Whew, what a first couple of days……I am up to my hairline in information and my brain is swimming! I’ve met so many people and learned so many new things in the past 48 hours that I’m amazed I can remember my own name.
Which is now emblazoned on my key card, my government-issued ThinkPad and iPhone, and my new business cards. I haven’t gotten to be out in the field yet—there’s a whole month’s worth of training ahead before I ever set foot in a nursing facility as a surveyor—but I’m officially “official”. Yesterday when I walked into the enormous building, I felt like a kindergartener on the first day of school: I didn’t know where anything was, didn’t know any of the people I saw walking around, didn’t even know how to find the bathroom. I was very, very lost, and very, very nervous, but I followed the big kids around for awhile and then sat down with my fellow newbie, an older gentleman named Samuel, for our first lessons.
Today, I feel like I skipped all the grades and went straight into my senior year of high school, because not only do I know how to use my secret decoder badge, but the big kids actually let me play with them.

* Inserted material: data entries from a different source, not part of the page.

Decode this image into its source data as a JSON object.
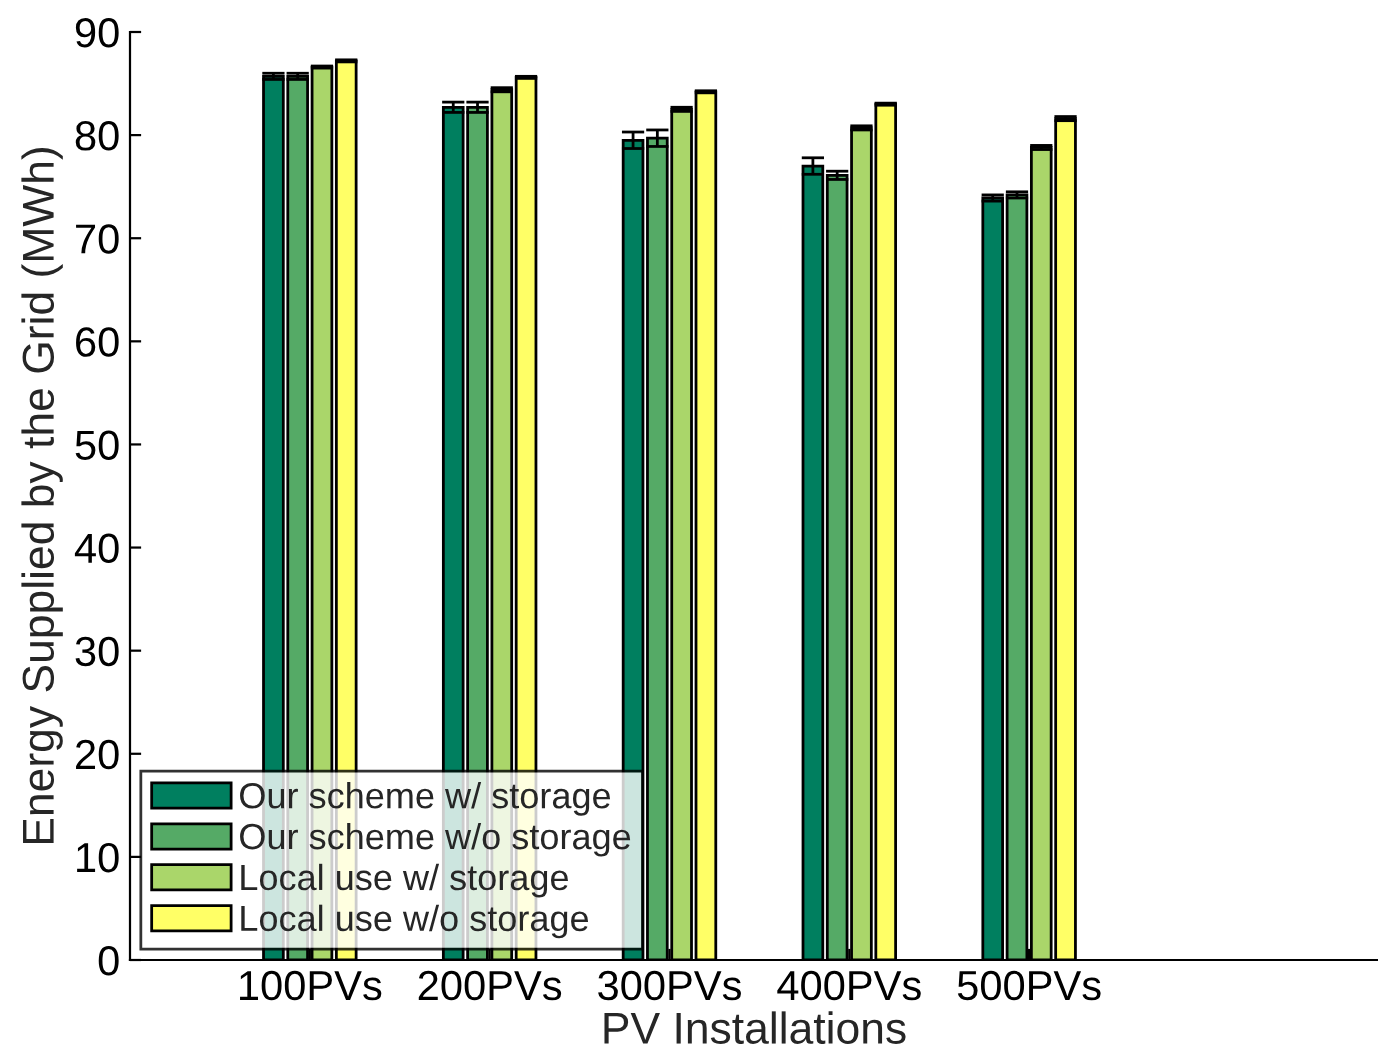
{
  "chart_data": {
    "type": "bar",
    "xlabel": "PV Installations",
    "ylabel": "Energy Supplied by the Grid (MWh)",
    "categories": [
      "100PVs",
      "200PVs",
      "300PVs",
      "400PVs",
      "500PVs"
    ],
    "series": [
      {
        "name": "Our scheme w/ storage",
        "color": "#007f5f",
        "values": [
          85.7,
          82.7,
          79.5,
          77.0,
          73.9
        ],
        "errors": [
          0.3,
          0.5,
          0.8,
          0.8,
          0.3
        ]
      },
      {
        "name": "Our scheme w/o storage",
        "color": "#55aa66",
        "values": [
          85.7,
          82.7,
          79.7,
          76.1,
          74.2
        ],
        "errors": [
          0.3,
          0.5,
          0.8,
          0.4,
          0.3
        ]
      },
      {
        "name": "Local use w/ storage",
        "color": "#aad66a",
        "values": [
          86.6,
          84.4,
          82.5,
          80.7,
          78.8
        ],
        "errors": [
          0.1,
          0.2,
          0.2,
          0.2,
          0.2
        ]
      },
      {
        "name": "Local use w/o storage",
        "color": "#ffff66",
        "values": [
          87.2,
          85.6,
          84.2,
          83.0,
          81.6
        ],
        "errors": [
          0.1,
          0.1,
          0.1,
          0.1,
          0.2
        ]
      }
    ],
    "ylim": [
      0,
      90
    ],
    "yticks": [
      0,
      10,
      20,
      30,
      40,
      50,
      60,
      70,
      80,
      90
    ],
    "grid": false,
    "legend": "bottom left"
  }
}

The teacher also gave me homework……before I started on this blog entry, I had to go into the ThinkPad and reset passwords (I have four different ones for four different programs, and of course I’ve already forgotten three of them) and do a short online course in Privacy 101.

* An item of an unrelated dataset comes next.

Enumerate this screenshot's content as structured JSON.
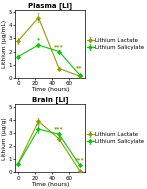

Speaking of privacy: I had no idea until yesterday how liberating it can be to spend eight hours a day in a building where not one single person knows my psych history. Not one. To the people I’ve met thus far, I’m a brand-new employee with a great deal of enthusiasm (and a kickass sense of humor). They don’t know that I was only recently a washed-up nurse with a very diminished role in life. They don’t know how sick I was for much of last year. They don’t know that I have to take a fistful of medications twice a day to be functional.
And I like it that way.
Somewhere along the road these past few weeks, I decided that I’m NOT ready to give up after all, even though I’d almost been resigned to living out the rest of my days mired in the cesspool of poverty and despair from whence Will and I came. Then this opportunity came along, and I was almost too afraid to take it because I was so fearful of the risks—what if Will got sick? What if something happened to him while I was at work? And heaven forbid, what if I lost my shit in the middle of a survey 300 miles from home?
But once in awhile, one just has to say NO to the “what-ifs” and take a chance. Maybe this job will be everything I want it to be, and I’ll thrive on it with a minimum of interference from my bipolar. Maybe not. But I am done with thinking of myself as a loser, and I’m not going to allow my illness to make my decisions for me if I can help it.